The mediating character of platforms means they “gain not only access to more data but also control and governance over the rules of the game” (loc 636). With this comes the challenge of facilitating continued growth within a competitive environment, using cross-subsidisation and leveraging network effects to position oneself as the central platform within a domain of activity. However in spite of these shared characteristics, different types of platform have emerged within different spheres of social life. Srnicek identifies 5 types:
The first type is that of advertising platforms (e.g. Google, Facebook), which extract information on users, undertake a labour of analysis, and then use the products of that process to sell ad space. The second type is that of cloud platforms (e.g. AWS, Salesforce), which own the hardware and software of digital-dependent businesses and are renting them out as needed. The third type is that of industrial platforms (e.g. GE, Siemens), which build the hardware and software necessary to transform traditional manufacturing into internet-connected processes that lower the costs of production and transform goods into services. The fourth type is that of product platforms (e.g. Rolls Royce, Spotify), which generate revenue by using other platforms to transform a traditional good into a service and by collecting rent or subscription fees on them. Finally, the fifth type is that of lean platforms (e.g. Uber, Airbnb), which attempt to reduce their ownership of assets to a minimum and to profit by reducing costs as much as possible.
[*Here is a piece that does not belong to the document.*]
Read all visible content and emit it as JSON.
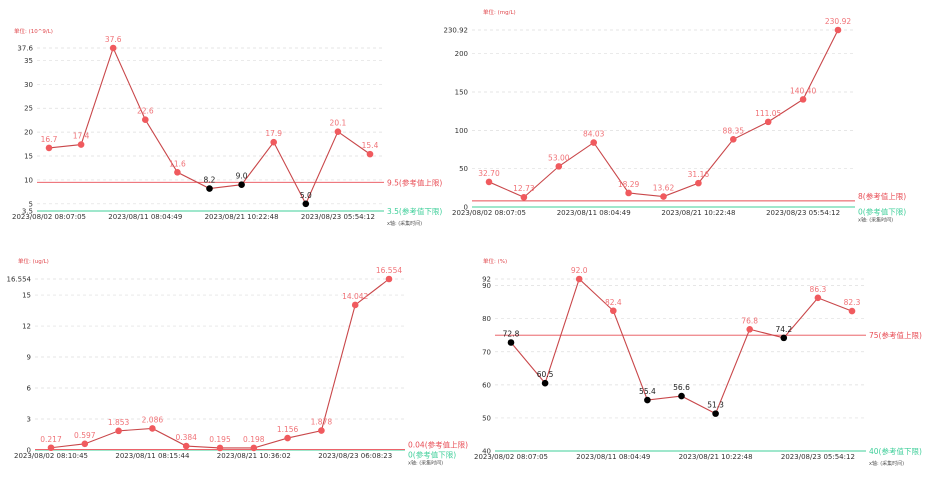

Much of his subsequent analysis concerns the competitive conditions under which each type of platform operates, as well as how this is shaping the emerging field and platform capitalism as a whole. I don’t agree with all of it but it’s definitely worth reading in full. I understand his core points to be the following:
- The necessity of ‘data extraction’ has a basis in a longer term crisis of profitability within capitalism. These are, in effect, technical fixes for a systemic deterioration afflicting manufacturing and platforms represent a formalisation of these into a new emergent form.
- The financial conditions under which this platform economy has been able to emerge were historically specific and should not be assumed to continue indefinitely. The infrastructure through which ‘data extraction’ become technically viable, as well as the emergence of platforms as operating businesses were deeply dependent upon this.
- Platforms as emergent forms exhibit characteristics which shape competition between them, as well as guiding the unfolding of the digital economy as a whole. The fierce competition between them, the competitive challenges specific to categories of platforms, the dynamics of network effects and the affordances of their cash hoarding are leading to platform isomorphism. They have an inevitable drive towards monopoly, further incentivised by the dynamics of accruing investment, which leaves them orientated towards becoming owners of the infrastructure of society.
The analysis of platform tendencies is probably my favourite part of the book. He talks about expansion of extraction, positioning as a gatekeeper, convergence of markets and enclosure of ecosystems. These are analysed in the final chapter in some detail and offer a convincing meso-level account of the claimed macro tendency towards monopoly or oligopoly.